Playing without Dwyane Wade and Luol Deng, the Heat shot 29.7 percent in the second half (11 for 37) and 29.4 percent in the fourth quarter (5 for 17) and went scoreless over an eight-minute stretch to end the third and start the fourth.
The Mavericks’ run began when Whiteside — who closed with 16 points, 24 rebounds and a blocked shot in 28 minutes — went to the bench with the Heat ahead 60-51 and 3:12 left in the third quarter. By the time Whiteside returned with 7:55 left in the fourth, the Mavericks led 72-60.
Spoelstra said he should have gone back to Whiteside sooner.
“I had to take him out for fatigue,” Spoelstra said. “It happened quickly. [Dallas] really spread the court.
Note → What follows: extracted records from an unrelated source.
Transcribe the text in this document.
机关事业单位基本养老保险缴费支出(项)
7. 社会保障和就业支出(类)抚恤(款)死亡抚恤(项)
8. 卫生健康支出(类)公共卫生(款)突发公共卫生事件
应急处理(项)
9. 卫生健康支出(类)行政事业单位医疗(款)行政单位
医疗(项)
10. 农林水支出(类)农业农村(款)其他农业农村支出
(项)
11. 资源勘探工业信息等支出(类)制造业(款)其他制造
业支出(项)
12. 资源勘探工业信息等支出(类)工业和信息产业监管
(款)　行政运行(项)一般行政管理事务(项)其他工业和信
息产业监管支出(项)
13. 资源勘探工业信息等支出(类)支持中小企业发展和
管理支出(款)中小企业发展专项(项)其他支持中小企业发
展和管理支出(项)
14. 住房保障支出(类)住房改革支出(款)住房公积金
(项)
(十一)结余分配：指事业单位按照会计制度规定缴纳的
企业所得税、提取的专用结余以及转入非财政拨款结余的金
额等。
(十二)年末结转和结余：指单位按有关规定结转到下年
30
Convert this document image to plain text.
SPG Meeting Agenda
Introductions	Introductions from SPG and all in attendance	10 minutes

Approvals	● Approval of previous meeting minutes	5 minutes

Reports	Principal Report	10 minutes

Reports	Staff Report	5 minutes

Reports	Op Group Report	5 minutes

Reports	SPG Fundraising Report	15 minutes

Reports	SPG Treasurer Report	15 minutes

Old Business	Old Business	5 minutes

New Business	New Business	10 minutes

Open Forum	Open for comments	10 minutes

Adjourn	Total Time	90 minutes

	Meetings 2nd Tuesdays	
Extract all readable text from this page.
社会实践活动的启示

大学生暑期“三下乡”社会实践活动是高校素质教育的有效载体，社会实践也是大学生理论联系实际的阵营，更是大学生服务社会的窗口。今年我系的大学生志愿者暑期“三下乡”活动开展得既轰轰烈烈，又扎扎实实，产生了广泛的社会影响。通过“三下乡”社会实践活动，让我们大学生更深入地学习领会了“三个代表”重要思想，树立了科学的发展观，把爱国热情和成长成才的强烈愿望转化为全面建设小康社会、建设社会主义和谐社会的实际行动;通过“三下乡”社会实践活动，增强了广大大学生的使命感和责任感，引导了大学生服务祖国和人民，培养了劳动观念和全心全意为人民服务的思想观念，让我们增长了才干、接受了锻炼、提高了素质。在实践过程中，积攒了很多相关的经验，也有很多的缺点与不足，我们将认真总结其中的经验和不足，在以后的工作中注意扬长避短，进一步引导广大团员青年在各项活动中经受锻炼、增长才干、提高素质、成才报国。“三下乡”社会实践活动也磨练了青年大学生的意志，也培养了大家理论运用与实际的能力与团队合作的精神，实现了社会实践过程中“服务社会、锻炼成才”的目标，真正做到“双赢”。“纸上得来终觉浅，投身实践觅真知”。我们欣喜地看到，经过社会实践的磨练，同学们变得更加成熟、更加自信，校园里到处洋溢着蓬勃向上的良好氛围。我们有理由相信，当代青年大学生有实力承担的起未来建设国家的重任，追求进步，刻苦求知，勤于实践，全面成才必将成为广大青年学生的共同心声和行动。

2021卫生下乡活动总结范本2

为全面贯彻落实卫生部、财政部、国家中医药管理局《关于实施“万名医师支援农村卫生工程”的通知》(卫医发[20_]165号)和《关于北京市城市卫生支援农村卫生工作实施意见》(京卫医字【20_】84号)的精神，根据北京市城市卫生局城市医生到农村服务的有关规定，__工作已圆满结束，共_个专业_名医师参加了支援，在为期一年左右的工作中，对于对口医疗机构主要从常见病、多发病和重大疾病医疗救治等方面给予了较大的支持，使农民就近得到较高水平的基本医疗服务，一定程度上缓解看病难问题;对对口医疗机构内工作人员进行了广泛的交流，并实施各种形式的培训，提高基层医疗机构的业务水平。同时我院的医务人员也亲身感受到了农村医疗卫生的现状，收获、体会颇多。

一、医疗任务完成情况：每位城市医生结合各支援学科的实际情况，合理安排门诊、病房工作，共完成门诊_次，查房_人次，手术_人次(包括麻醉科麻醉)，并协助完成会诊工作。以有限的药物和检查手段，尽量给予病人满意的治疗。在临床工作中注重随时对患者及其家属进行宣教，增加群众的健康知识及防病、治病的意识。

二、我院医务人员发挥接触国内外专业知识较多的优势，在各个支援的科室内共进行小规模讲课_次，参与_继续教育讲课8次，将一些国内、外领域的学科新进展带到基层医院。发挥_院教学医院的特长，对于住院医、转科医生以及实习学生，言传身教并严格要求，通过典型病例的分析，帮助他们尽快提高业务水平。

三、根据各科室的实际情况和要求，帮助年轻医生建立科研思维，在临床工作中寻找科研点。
So we put [Mario Chalmers] and [Bosh] back in. That should have been enough but it wasn’t.”
Asked if he felt he could have returned sooner, Whiteside said: “That’s a question for coach. … Everybody wants to play.”
The Mavericks made 10 of 20 three-pointers in the second half, with Charlie Villanueva hitting four of them in a 14-point second half and Devin Harris nailing three of them.
Conversely, the Heat’s offense was inept, with Miami finishing with more second-half turnovers (12) than field goals (11). Bosh (12 points) shot just 5 for 18, Norris Cole 1 for 10, Chalmers 3 for 11 and Danny Granger 0 for 6 in 16 scoreless minutes.
“There were a lot of open looks; they’re due,” Spoelstra said. “They stepped up their defense. You have to credit them for that.”
Bosh said he commanded more attention with Wade out.
Whiteside entered Friday third in the league in rebounds per 48 minutes (behind Detroit’s Andre Drummond and the Clippers’ DeAndre Jordan), and his rebounding exploits were even more impressive considering Dallas starts a big frontline featuring 7-1 Tyson Chandler and 7-footer Dirk Nowitzki.
“He did a fantastic job,” Spoelstra said.
For perspective on Whiteside, consider:
▪ His 14 rebounds broke Ike Austin’s Heat record for rebounds in a quarter (13) and tied Al-Farouq Aminu for most rebounds in the first quarter of a game in the past 15 years.
▪ He reached 13 rebounds faster than any player in the past decade, needing just 6:05 to do it.
▪ He tied Kevin Willis’ franchise record for most rebounds in a first half (16), and his 24 for the game tied for second-most in franchise history, falling short of Rony Seikaly’s 34 in a 1993 game against Washington.
The Heat got an unexpected first-half lift from rookies James Ennis (15 points overall) and Tyler Johnson. Both were on the floor for the entire fourth quarter. “They both competed their tails off,” Spoelstra said.
Spoelstra started Shabazz Napier alongside Chalmers, while Granger started in place of injured Deng (calf injury) at small forward.
It all worked for a half, with Miami ahead 45-33 at intermission. Then everything fell apart.